Animal influenzas, pandemic influenzas & food safety

You cannot get animal flu from food

Many bird and animal species can contract influenza-like (flu-like) viral diseases similar to human flu. Influenza is most commonly transmitted via the respiratory route, such as by coughing and sneezing. You cannot contract animal flu by eating appropriately prepared foods and food products derived from the bird or animal.

However, transmission can sometimes occur directly from a live animal or bird to a human, as happened in 1997 in Hong Kong with avian flu. Overseas, there is evidence pigs and turkeys have become infected with A/H1N1 North American influenza (‘swine flu’) from humans, but this has not yet occurred in New Zealand.

If A/H1N1, A/H5N1 influenza or any other animal influenza reaches New Zealand, MAF will be the lead agency that coordinates a government response to protect livestock and wildlife. Ministry of Health will be the lead agency if there is an outbreak of a highly contagious influenza in people.

New Zealand Food Safety Authority has a role in the planning for a possible influenza pandemic. It is involved with planning around food supply and related logistics during a pandemic, and how trade will be managed.

Below is the latest available information on both avian influenza and pandemic influenza.

For the most up-to-date New Zealand information, you can visit:

Influenza 2010 (including Swine Flu) (External)

For international information see the World Health Organisation and the OIE at:

Global Alert and Response (GAR) (External)

World Organisation for Animal Health (OIE) (External)

For MAF information see:

Swine influenza - includes disease in pigs caused by pandemic (H1N1) 2009 (External)

International scientists, including those at the United States Centres for Disease Control and Prevention and US Department of Agriculture, state that swine flu viruses are not transmitted by food. You cannot get the virus causing the current human outbreak from eating pork or pork products that are properly cooked.

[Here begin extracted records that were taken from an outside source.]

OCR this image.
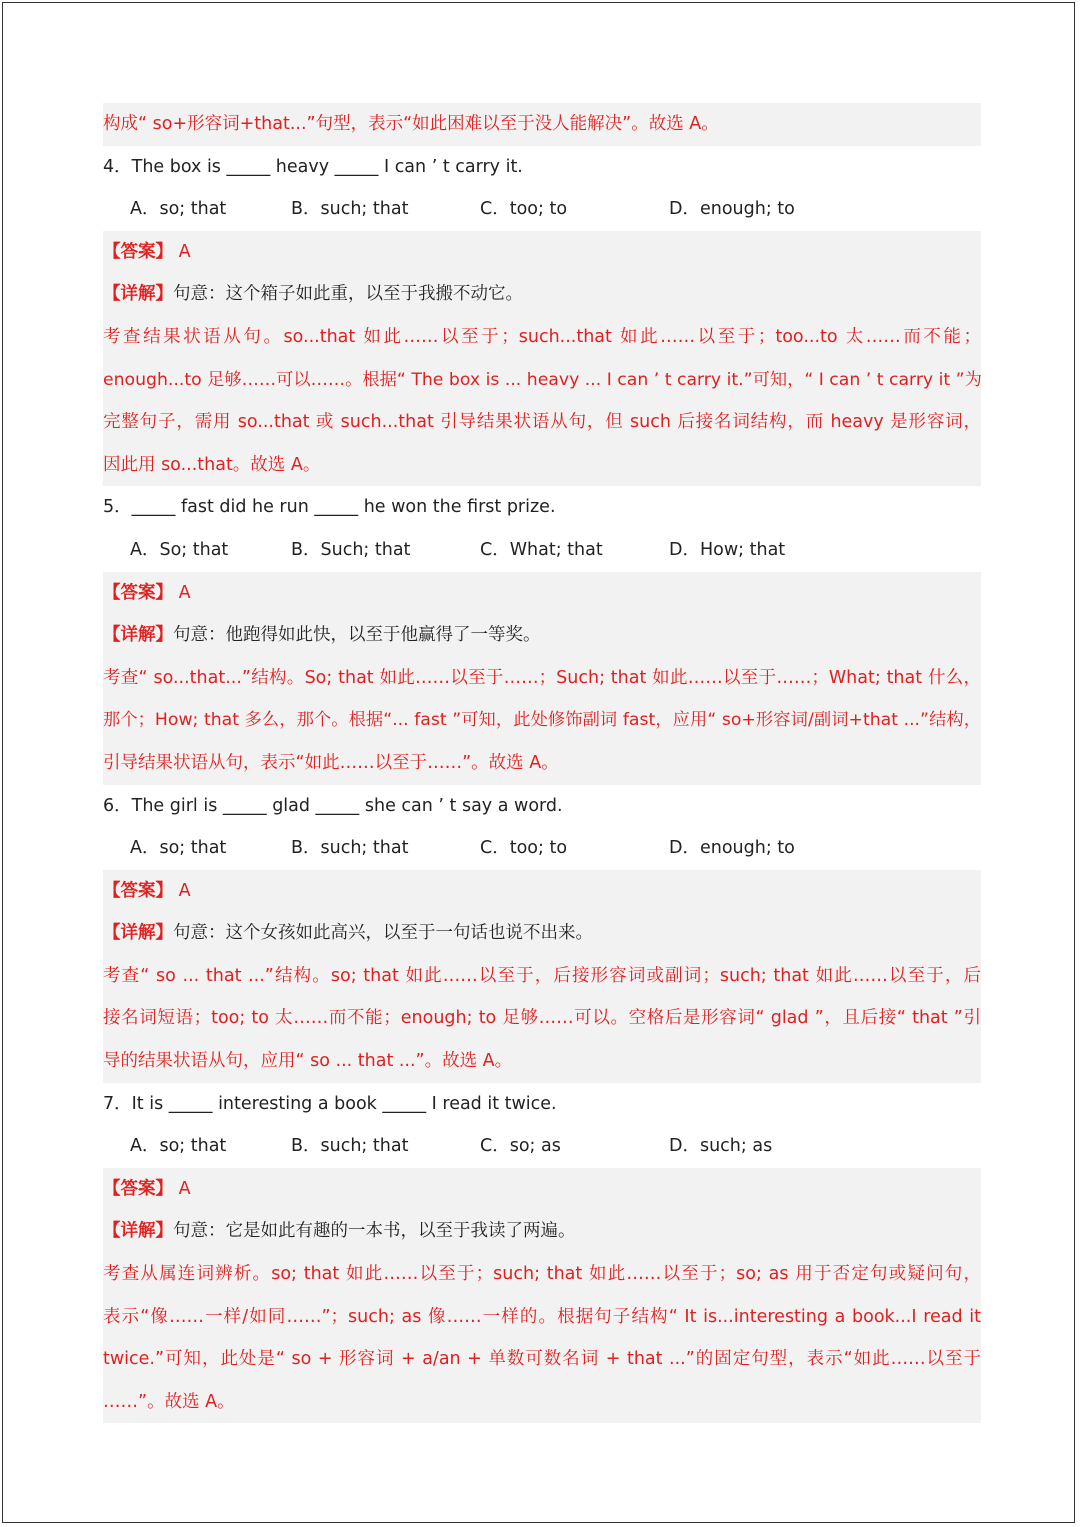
构成“ so+形容词+that...”句型，表示“如此困难以至于没人能解决”。故选 A。
4．The box is _____ heavy _____ I can ’ t carry it.
A．so; that	B．such; that	C．too; to	D．enough; to
【答案】 A
【详解】句意：这个箱子如此重，以至于我搬不动它。
考查结果状语从句。so...that 如此……以至于；such...that 如此……以至于；too...to 太……而不能；
enough...to 足够……可以……。根据“ The box is ... heavy ... I can ’ t carry it.”可知，“ I can ’ t carry it ”为
完整句子，需用 so...that 或 such...that 引导结果状语从句，但 such 后接名词结构，而 heavy 是形容词，
因此用 so...that。故选 A。
5．_____ fast did he run _____ he won the first prize.
A．So; that	B．Such; that	C．What; that	D．How; that
【答案】 A
【详解】句意：他跑得如此快，以至于他赢得了一等奖。
考查“ so...that...”结构。So; that 如此……以至于……；Such; that 如此……以至于……；What; that 什么，
那个；How; that 多么，那个。根据“... fast ”可知，此处修饰副词 fast，应用“ so+形容词/副词+that ...”结构，
引导结果状语从句，表示“如此……以至于……”。故选 A。
6．The girl is _____ glad _____ she can ’ t say a word.
A．so; that	B．such; that	C．too; to	D．enough; to
【答案】 A
【详解】句意：这个女孩如此高兴，以至于一句话也说不出来。
考查“ so ... that ...”结构。so; that 如此……以至于，后接形容词或副词；such; that 如此……以至于，后
接名词短语；too; to 太……而不能；enough; to 足够……可以。空格后是形容词“ glad ”，且后接“ that ”引
导的结果状语从句，应用“ so ... that ...”。故选 A。
7．It is _____ interesting a book _____ I read it twice.
A．so; that	B．such; that	C．so; as	D．such; as
【答案】 A
【详解】句意：它是如此有趣的一本书，以至于我读了两遍。
考查从属连词辨析。so; that 如此……以至于；such; that 如此……以至于；so; as 用于否定句或疑问句，
表示“像……一样/如同……”；such; as 像……一样的。根据句子结构“ It is...interesting a book...I read it
twice.”可知，此处是“ so + 形容词 + a/an + 单数可数名词 + that ...”的固定句型，表示“如此……以至于
……”。故选 A。
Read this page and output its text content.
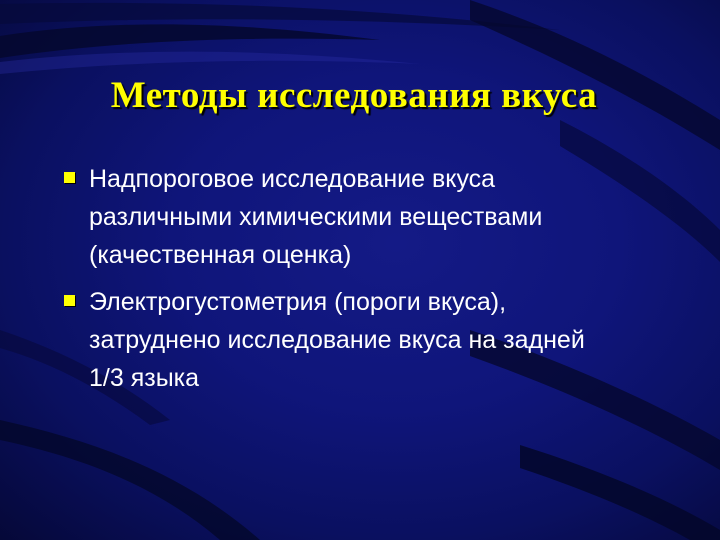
Методы исследования вкуса
Надпороговое исследование вкуса
различными химическими веществами
(качественная оценка)
Электрогустометрия (пороги вкуса),
затруднено исследование вкуса на задней
1/3 языка
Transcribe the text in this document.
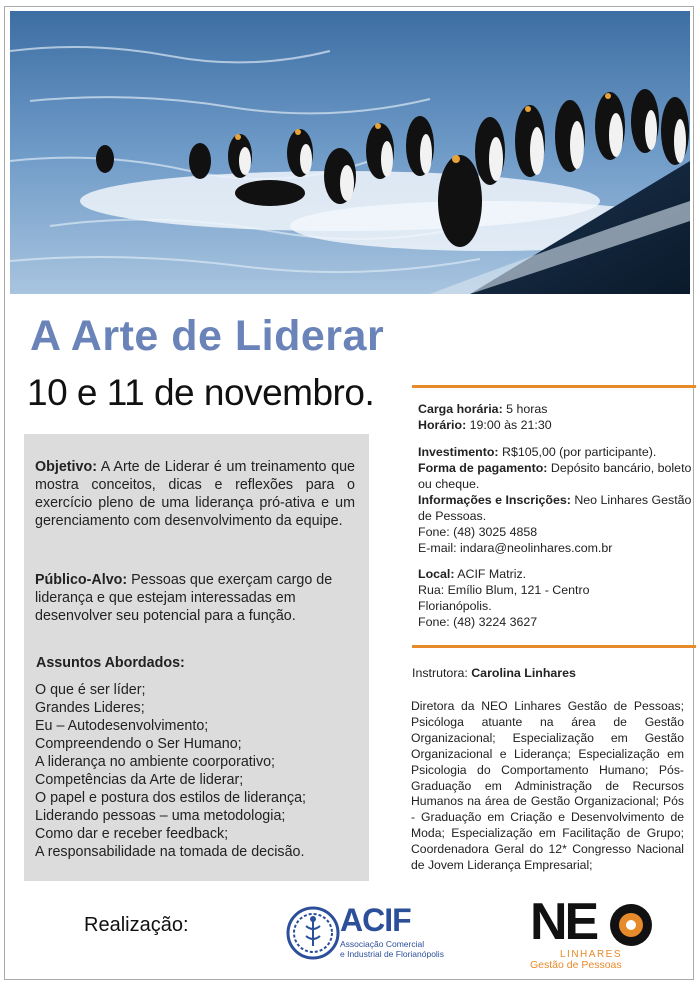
A Arte de Liderar
10 e 11 de novembro.

Objetivo: A Arte de Liderar é um treinamento que mostra conceitos, dicas e reflexões para o exercício pleno de uma liderança pró-ativa e um gerenciamento com desenvolvimento da equipe.

Público-Alvo: Pessoas que exerçam cargo de liderança e que estejam interessadas em desenvolver seu potencial para a função.

Assuntos Abordados:

O que é ser líder;
Grandes Lideres;
Eu – Autodesenvolvimento;
Compreendendo o Ser Humano;
A liderança no ambiente coorporativo;
Competências da Arte de liderar;
O papel e postura dos estilos de liderança;
Liderando pessoas – uma metodologia;
Como dar e receber feedback;
A responsabilidade na tomada de decisão.
Carga horária: 5 horas
Horário: 19:00 às 21:30
Investimento: R$105,00 (por participante).
Forma de pagamento: Depósito bancário, boleto ou cheque.
Informações e Inscrições: Neo Linhares Gestão de Pessoas.
Fone: (48) 3025 4858
E-mail: indara@neolinhares.com.br
Local: ACIF Matriz.
Rua: Emílio Blum, 121 - Centro
Florianópolis.
Fone: (48) 3224 3627
Instrutora: Carolina Linhares
Diretora da NEO Linhares Gestão de Pessoas; Psicóloga atuante na área de Gestão Organizacional; Especialização em Gestão Organizacional e Liderança; Especialização em Psicologia do Comportamento Humano; Pós- Graduação em Administração de Recursos Humanos na área de Gestão Organizacional; Pós - Graduação em Criação e Desenvolvimento de Moda; Especialização em Facilitação de Grupo; Coordenadora Geral do 12* Congresso Nacional de Jovem Liderança Empresarial;
Realização:	ACIF
Associação Comercial
e Industrial de Florianópolis
NE
LINHARES
Gestão de Pessoas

Internationally traded food is safe

The World Animal Health Organization (OIE) believes it is incorrect to call the current human flu ‘swine influenza'. The virus that is circulating includes genetic components of human, avian and swine origin. The OIE now refers to this new virus as ‘pandemic H1N1 2009’. It was formerly called A/H1N1 ‘North American influenza’, using the same approach to geographic nomenclature used with the Asian influenza and Spanish influenza outbreaks that have occurred in the past.

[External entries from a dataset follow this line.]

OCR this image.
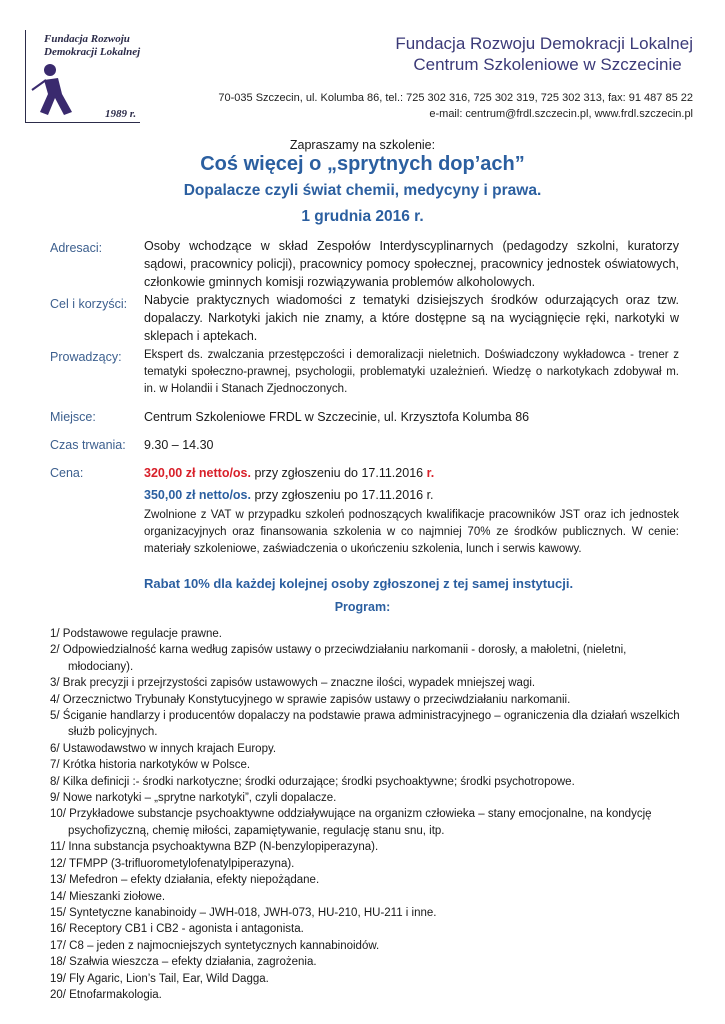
Fundacja Rozwoju
Demokracji Lokalnej
1989 r.
Fundacja Rozwoju Demokracji Lokalnej
Centrum Szkoleniowe w Szczecinie
70-035 Szczecin, ul. Kolumba 86, tel.: 725 302 316, 725 302 319, 725 302 313, fax: 91 487 85 22
e-mail: centrum@frdl.szczecin.pl, www.frdl.szczecin.pl
Zapraszamy na szkolenie:
Coś więcej o „sprytnych dop’ach”
Dopalacze czyli świat chemii, medycyny i prawa.
1 grudnia 2016 r.
Adresaci:	Osoby wchodzące w skład Zespołów Interdyscyplinarnych (pedagodzy szkolni, kuratorzy sądowi, pracownicy policji), pracownicy pomocy społecznej, pracownicy jednostek oświatowych, członkowie gminnych komisji rozwiązywania problemów alkoholowych.
Cel i korzyści: Nabycie praktycznych wiadomości z tematyki dzisiejszych środków odurzających oraz tzw. dopalaczy. Narkotyki jakich nie znamy, a które dostępne są na wyciągnięcie ręki, narkotyki w sklepach i aptekach.
Prowadzący: Ekspert ds. zwalczania przestępczości i demoralizacji nieletnich. Doświadczony wykładowca - trener z tematyki społeczno-prawnej, psychologii, problematyki uzależnień. Wiedzę o narkotykach zdobywał m. in. w Holandii i Stanach Zjednoczonych.
Miejsce:	Centrum Szkoleniowe FRDL w Szczecinie, ul. Krzysztofa Kolumba 86
Czas trwania: 9.30 – 14.30
Cena:	320,00 zł netto/os. przy zgłoszeniu do 17.11.2016 r.
350,00 zł netto/os. przy zgłoszeniu po 17.11.2016 r.
Zwolnione z VAT w przypadku szkoleń podnoszących kwalifikacje pracowników JST oraz ich jednostek organizacyjnych oraz finansowania szkolenia w co najmniej 70% ze środków publicznych. W cenie: materiały szkoleniowe, zaświadczenia o ukończeniu szkolenia, lunch i serwis kawowy.
Rabat 10% dla każdej kolejnej osoby zgłoszonej z tej samej instytucji.
Program:
1/ Podstawowe regulacje prawne.
2/ Odpowiedzialność karna według zapisów ustawy o przeciwdziałaniu narkomanii - dorosły, a małoletni, (nieletni, młodociany).
3/ Brak precyzji i przejrzystości zapisów ustawowych – znaczne ilości, wypadek mniejszej wagi.
4/ Orzecznictwo Trybunały Konstytucyjnego w sprawie zapisów ustawy o przeciwdziałaniu narkomanii.
5/ Ściganie handlarzy i producentów dopalaczy na podstawie prawa administracyjnego – ograniczenia dla działań wszelkich służb policyjnych.
6/ Ustawodawstwo w innych krajach Europy.
7/ Krótka historia narkotyków w Polsce.
8/ Kilka definicji :- środki narkotyczne; środki odurzające; środki psychoaktywne; środki psychotropowe.
9/ Nowe narkotyki – „sprytne narkotyki”, czyli dopalacze.
10/ Przykładowe substancje psychoaktywne oddziaływujące na organizm człowieka – stany emocjonalne, na kondycję psychofizyczną, chemię miłości, zapamiętywanie, regulację stanu snu, itp.
11/ Inna substancja psychoaktywna BZP (N-benzylopiperazyna).
12/ TFMPP (3-trifluorometylofenatylpiperazyna).
13/ Mefedron – efekty działania, efekty niepożądane.
14/ Mieszanki ziołowe.
15/ Syntetyczne kanabinoidy – JWH-018, JWH-073, HU-210, HU-211 i inne.
16/ Receptory CB1 i CB2 - agonista i antagonista.
17/ C8 – jeden z najmocniejszych syntetycznych kannabinoidów.
18/ Szałwia wieszcza – efekty działania, zagrożenia.
19/ Fly Agaric, Lion’s Tail, Ear, Wild Dagga.
20/ Etnofarmakologia.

Avoid preparing food if you have influenza

It is possible for a person who is ill with influenza or from many other viruses and bacteria to contaminate food, utensils or other objects and so pass the disease on. If you are unwell you should avoid preparing food for others.

If you must prepare food for your family, take extra care to ensure that you use good food handling practice. Wash hands and utensils thoroughly – wash with plenty of soap, rinse well and dry using a clean dry towel or paper towel (particularly for hands). Remember the 3Cs of food safety: clean, cook, chill.